The unfinished part of the website includes portions responsible for paying out consumers’ tax subsidies directly to insurance companies.

Chao said Americans should not worry about the security of their personal information on the website, citing his agency’s experience overseeing Medicare, Medicaid, and the Children’s Health Insurance Program.

“Because of CMS’s experience running trusted secure programs, our fulfillment of federal security standards and constant and routine security monitoring and testing, the American people can be confident in the privacy and security of the marketplace,” he said.

But at a separate hearing Tuesday, David Kennedy, CEO of information security firm TrustedSec, warned the House Science, Space, and Technology Committee that there are critical flaws and exposures on the website “that hackers could use to extract sensitive information.”

“I would say the website is either hacked already or will be soon,” he said. “There’s not a lot of security built into the site.”

Kennedy, a prominent “white hat hacker,” has been hired by major companies to hack into their systems to test security flaws.

He demonstrated how hackers are trying to exploit the website’s vulnerabilities and security exposures to access personal information and even potentially hacking into the users’ computers.

“We can actually enable their webcam, monitor their webcam, listen to their microphone, steal passwords,” Kennedy explained, while running a demonstration of an actual hacking attack on the website. “Anything that they do on their computer we now have full access to.”
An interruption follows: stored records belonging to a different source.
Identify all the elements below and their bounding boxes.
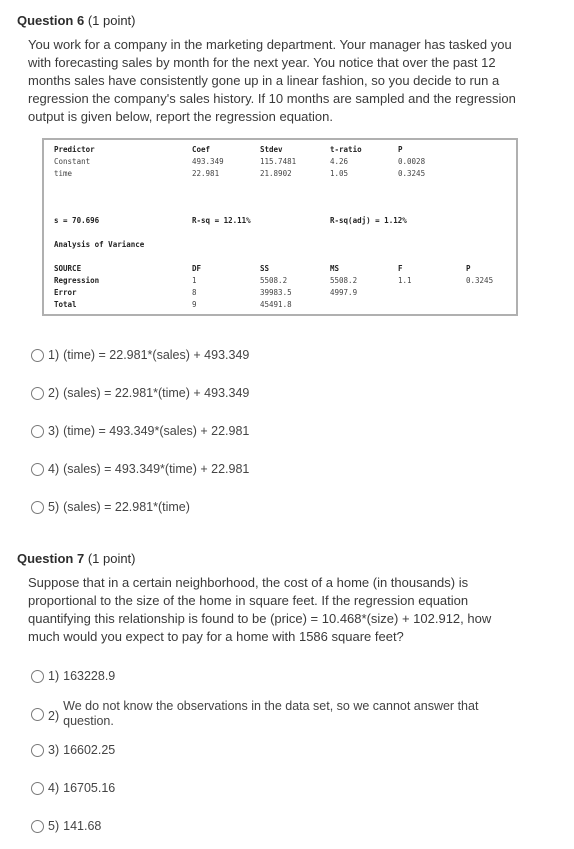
anova-regression-f: 1.1 xyxy=(398,276,412,285)
radio-button[interactable] xyxy=(31,463,44,476)
q7-option-1[interactable]: 1) 163228.9 xyxy=(31,669,115,683)
anova-header-p: P xyxy=(466,264,471,273)
row-time-name: time xyxy=(54,169,73,178)
radio-button[interactable] xyxy=(31,349,44,362)
row-constant-stdev: 115.7481 xyxy=(260,157,297,166)
row-time-t: 1.05 xyxy=(330,169,349,178)
anova-header-df: DF xyxy=(192,264,202,273)
regression-output xyxy=(42,138,518,316)
r-sq-value: R-sq = 12.11% xyxy=(192,216,251,225)
r-sq-adj-value: R-sq(adj) = 1.12% xyxy=(330,216,407,225)
q6-option-4[interactable]: 4) (sales) = 493.349*(time) + 22.981 xyxy=(31,462,249,476)
header-t-ratio: t-ratio xyxy=(330,145,362,154)
question-7-points: (1 point) xyxy=(87,551,136,566)
question-6-prompt: You work for a company in the marketing department. Your manager has tasked you with forecasting sales by month for the next year. You notice that over the past 12 months sales have consistently gone up in a linear fashion, so you decide to run a regression the company's sales history. If 10 months are sampled and the regression output is given below, report the regression equation. xyxy=(28,37,516,124)
row-constant-coef: 493.349 xyxy=(192,157,224,166)
anova-error-name: Error xyxy=(54,288,77,297)
header-predictor: Predictor xyxy=(54,145,95,154)
anova-total-ss: 45491.8 xyxy=(260,300,292,309)
question-6-points: (1 point) xyxy=(87,13,136,28)
anova-regression-name: Regression xyxy=(54,276,100,285)
radio-button[interactable] xyxy=(31,782,44,795)
anova-error-ms: 4997.9 xyxy=(330,288,358,297)
header-coef: Coef xyxy=(192,145,211,154)
anova-total-df: 9 xyxy=(192,300,197,309)
s-value: s = 70.696 xyxy=(54,216,100,225)
anova-regression-ms: 5508.2 xyxy=(330,276,358,285)
row-time-coef: 22.981 xyxy=(192,169,220,178)
anova-regression-df: 1 xyxy=(192,276,197,285)
radio-button[interactable] xyxy=(31,501,44,514)
row-constant-name: Constant xyxy=(54,157,91,166)
radio-button[interactable] xyxy=(31,425,44,438)
row-constant-p: 0.0028 xyxy=(398,157,426,166)
question-6-title: Question 6 (1 point) xyxy=(17,13,136,28)
q7-option-2[interactable]: 2) We do not know the observations in the data set, so we cannot answer that question. xyxy=(31,699,493,729)
anova-total-name: Total xyxy=(54,300,77,309)
q6-option-2[interactable]: 2) (sales) = 22.981*(time) + 493.349 xyxy=(31,386,249,400)
q6-option-1[interactable]: 1) (time) = 22.981*(sales) + 493.349 xyxy=(31,348,249,362)
question-7-title: Question 7 (1 point) xyxy=(17,551,136,566)
anova-error-df: 8 xyxy=(192,288,197,297)
anova-title: Analysis of Variance xyxy=(54,240,145,249)
radio-button[interactable] xyxy=(31,708,44,721)
row-time-p: 0.3245 xyxy=(398,169,426,178)
row-time-stdev: 21.8902 xyxy=(260,169,292,178)
q7-option-4[interactable]: 4) 16705.16 xyxy=(31,781,115,795)
radio-button[interactable] xyxy=(31,744,44,757)
radio-button[interactable] xyxy=(31,387,44,400)
q7-option-5[interactable]: 5) 141.68 xyxy=(31,819,101,833)
anova-regression-ss: 5508.2 xyxy=(260,276,288,285)
anova-regression-p: 0.3245 xyxy=(466,276,494,285)
question-7-prompt: Suppose that in a certain neighborhood, the cost of a home (in thousands) is proportional to the size of the home in square feet. If the regression equation quantifying this relationship is found to be (price) = 10.468*(size) + 102.912, how much would you expect to pay for a home with 1586 square feet? xyxy=(28,575,492,644)
anova-header-source: SOURCE xyxy=(54,264,82,273)
header-p: P xyxy=(398,145,403,154)
anova-header-f: F xyxy=(398,264,403,273)
row-constant-t: 4.26 xyxy=(330,157,349,166)
anova-header-ms: MS xyxy=(330,264,340,273)
q6-option-3[interactable]: 3) (time) = 493.349*(sales) + 22.981 xyxy=(31,424,249,438)
anova-header-ss: SS xyxy=(260,264,270,273)
anova-error-ss: 39983.5 xyxy=(260,288,292,297)
q6-option-5[interactable]: 5) (sales) = 22.981*(time) xyxy=(31,500,190,514)
radio-button[interactable] xyxy=(31,820,44,833)
header-stdev: Stdev xyxy=(260,145,283,154)
radio-button[interactable] xyxy=(31,670,44,683)
q7-option-3[interactable]: 3) 16602.25 xyxy=(31,743,115,757)
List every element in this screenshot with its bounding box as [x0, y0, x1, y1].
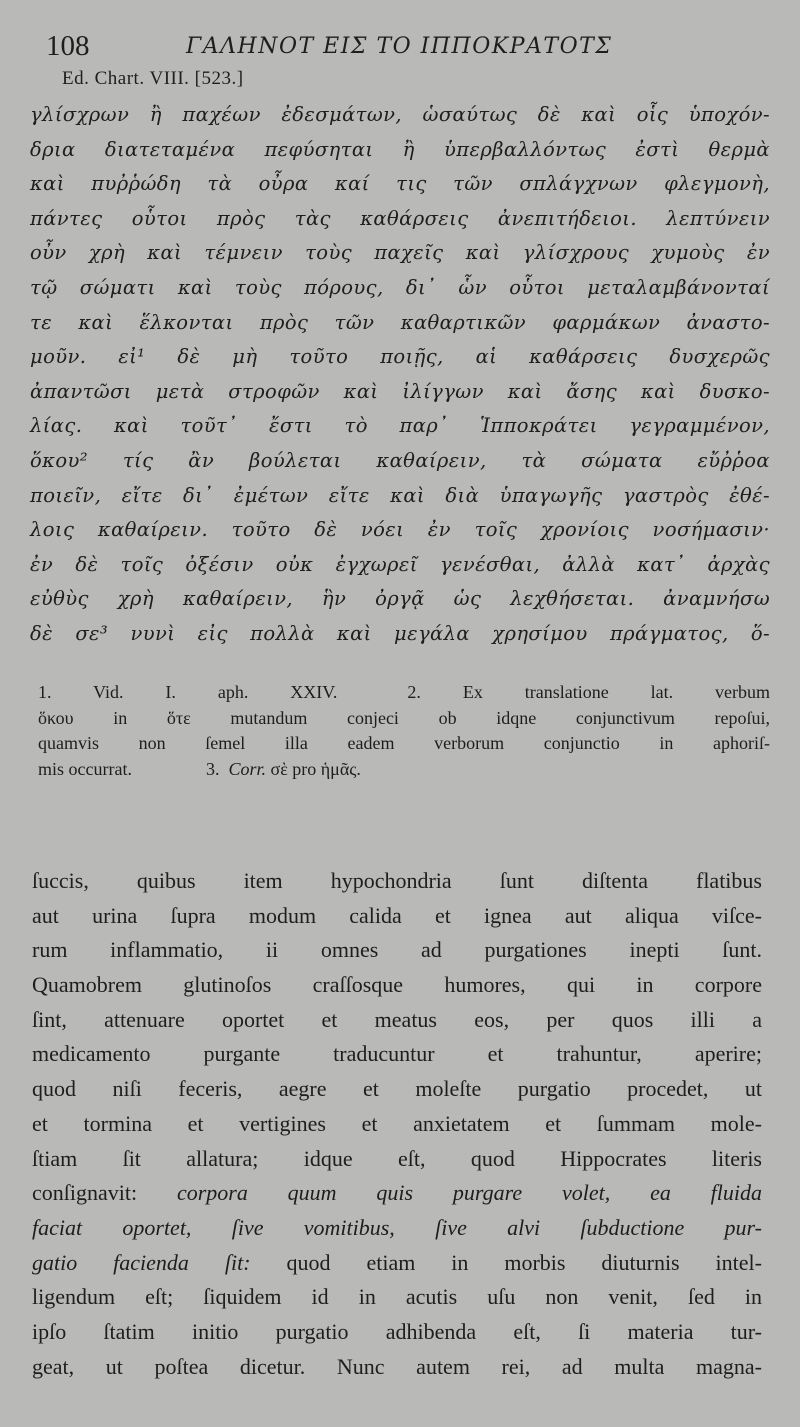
greek-line: τε καὶ ἕλκονται πρὸς τῶν καθαρτικῶν φαρμάκων ἀναστο-: [30, 310, 770, 334]
page-header: [46, 28, 766, 68]
greek-line: δρια διατεταμένα πεφύσηται ἢ ὑπερβαλλόντως ἐστὶ θερμὰ: [30, 137, 770, 161]
hippocrates-quote: corpora quum quis purgare volet, ea fluida: [176, 1180, 763, 1206]
latin-text-block: [32, 864, 762, 1384]
latin-line: quod niſi feceris, aegre et moleſte purgatio procedet, ut: [32, 1076, 762, 1102]
latin-line: Quamobrem glutinoſos craſſosque humores, qui in corpore: [32, 972, 762, 998]
greek-line: ἀπαντῶσι μετὰ στροφῶν καὶ ἰλίγγων καὶ ἄσης καὶ δυσκο-: [30, 379, 770, 403]
latin-line: geat, ut poſtea dicetur. Nunc autem rei, ad multa magna-: [32, 1353, 762, 1379]
footnote-line: [38, 757, 770, 783]
greek-line: λίας. καὶ τοῦτ᾽ ἔστι τὸ παρ᾽ Ἱπποκράτει γεγραμμένον,: [30, 414, 770, 438]
footnote-2-end: mis occurrat.: [38, 758, 132, 779]
footnote-line: ὅκου in ὅτε mutandum conjeci ob idqne conjunctivum repoſui,: [38, 707, 770, 728]
footnote-line: quamvis non ſemel illa eadem verborum conjunctio in aphoriſ-: [38, 733, 770, 753]
latin-line: ſtiam ſit allatura; idque eſt, quod Hippocrates literis: [32, 1145, 762, 1171]
footnote-3-corr: Corr.: [228, 758, 266, 779]
latin-line: rum inflammatio, ii omnes ad purgationes inepti ſunt.: [32, 937, 762, 963]
greek-line: μοῦν. εἰ¹ δὲ μὴ τοῦτο ποιῇς, αἱ καθάρσεις δυσχερῶς: [30, 345, 770, 369]
greek-line: ὅκου² τίς ἂν βούλεται καθαίρειν, τὰ σώματα εὔῤῥοα: [30, 448, 770, 472]
greek-line: λοις καθαίρειν. τοῦτο δὲ νόει ἐν τοῖς χρονίοις νοσήμασιν·: [30, 518, 770, 542]
greek-line: καὶ πυῤῥώδη τὰ οὖρα καί τις τῶν σπλάγχνων φλεγμονὴ,: [30, 172, 770, 196]
latin-line-text: quod etiam in morbis diuturnis intel-: [286, 1249, 762, 1275]
greek-line: τῷ σώματι καὶ τοὺς πόρους, δι᾽ ὧν οὗτοι μεταλαμβάνονταί: [30, 275, 770, 299]
latin-line: medicamento purgante traducuntur et trahuntur, aperire;: [32, 1041, 762, 1067]
latin-line: ſuccis, quibus item hypochondria ſunt diſtenta flatibus: [32, 868, 762, 893]
latin-line-italic: faciat oportet, ſive vomitibus, ſive alvi ſubductione pur-: [32, 1214, 762, 1240]
footnote-3-number: 3.: [205, 758, 220, 779]
greek-line: γλίσχρων ἢ παχέων ἐδεσμάτων, ὡσαύτως δὲ καὶ οἷς ὑποχόν-: [30, 103, 770, 126]
page-number: 108: [46, 30, 90, 62]
greek-line: δὲ σε³ νυνὶ εἰς πολλὰ καὶ μεγάλα χρησίμου πράγματος, ὅ-: [30, 621, 770, 645]
greek-line: εὐθὺς χρὴ καθαίρειν, ἣν ὀργᾷ ὡς λεχθήσεται. ἀναμνήσω: [30, 587, 770, 611]
hippocrates-quote-end: gatio facienda ſit:: [32, 1249, 251, 1275]
footnote-1: 1. Vid. I. aph. XXIV.: [38, 682, 338, 702]
greek-line: ἐν δὲ τοῖς ὀξέσιν οὐκ ἐγχωρεῖ γενέσθαι, ἀλλὰ κατ᾽ ἀρχὰς: [30, 552, 770, 576]
latin-line: et tormina et vertigines et anxietatem et ſummam mole-: [32, 1110, 762, 1136]
footnotes: [38, 680, 770, 782]
edition-reference: Ed. Chart. VIII. [523.]: [62, 68, 244, 89]
latin-line: aut urina ſupra modum calida et ignea aut aliqua viſce-: [32, 902, 762, 928]
footnote-line: [38, 680, 770, 706]
latin-line: ligendum eſt; ſiquidem id in acutis uſu non venit, ſed in: [32, 1284, 762, 1310]
latin-line: ipſo ſtatim initio purgatio adhibenda eſt, ſi materia tur-: [32, 1318, 762, 1344]
footnote-3-text: σὲ pro ἡμᾶς.: [270, 758, 361, 779]
latin-line-text: conſignavit:: [32, 1180, 138, 1206]
greek-line: πάντες οὗτοι πρὸς τὰς καθάρσεις ἀνεπιτήδειοι. λεπτύνειν: [30, 206, 770, 230]
latin-line: [32, 1176, 762, 1211]
greek-line: οὖν χρὴ καὶ τέμνειν τοὺς παχεῖς καὶ γλίσχρους χυμοὺς ἐν: [30, 241, 770, 265]
running-title: ΓΑΛΗΝΟΤ ΕΙΣ ΤΟ ΙΠΠΟΚΡΑΤΟΤΣ: [186, 34, 613, 59]
greek-text-block: [30, 98, 770, 652]
greek-line: ποιεῖν, εἴτε δι᾽ ἐμέτων εἴτε καὶ διὰ ὑπαγωγῆς γαστρὸς ἐθέ-: [30, 483, 770, 507]
latin-line: ſint, attenuare oportet et meatus eos, per quos illi a: [32, 1006, 762, 1032]
latin-line: [32, 1246, 762, 1281]
footnote-2-start: 2. Ex translatione lat. verbum: [407, 682, 770, 702]
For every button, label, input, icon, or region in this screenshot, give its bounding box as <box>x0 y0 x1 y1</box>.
Though the website does not store medical records, it does integrate information from other websites and includes ecommerce information that could be targeted by hackers.

All of the tech experts testifying before the committee said they would not have launched the website on Oct. 1. Three of the four witnesses agreed that the Obama administration should take the site offline and fix the security flaws.

“There’s no doubt that compared to a private system that goes live, this system has more problems than you would expect to see,” said Avi Rubin, technical director of Johns Hopkins University’s Information Security Institute. “It’s actually the most far behind in terms of security.”

The tech experts told the committee that addressing the security concerns could take months, or even years, and that to do so might require taking down the website entirely. They all agreed the website would not be secured by Nov. 30 – the deadline by which the Obama administration has said the website will be working properly and “running smoothly for the vast majority of users.”

HealthCare.gov contains 500 million lines of code and sees about 500,000 unique visitors each day. In comparison, Facebook has nearly 30 million lines of code and the Microsoft Windows 8 operating system has an estimated 50 to 80 million. This would put the website among some of the most complex applications ever written.

“The massive amount of personal information collected by the HealthCare.gov website creates a tempting target for scam artists,” said Rep. Lamar Smith (R-Texas), chairman of the committee. “The Obama administration has a responsibility to ensure that the personal and financial data collected by the government is secure. Unfortunately, in their haste to launch the website, it appears the administration cut corners.”

After the hearing, Smith issued a statement calling on President Obama to take down the website in order to ensure the security and privacy of the personal data of Americans who have used the site.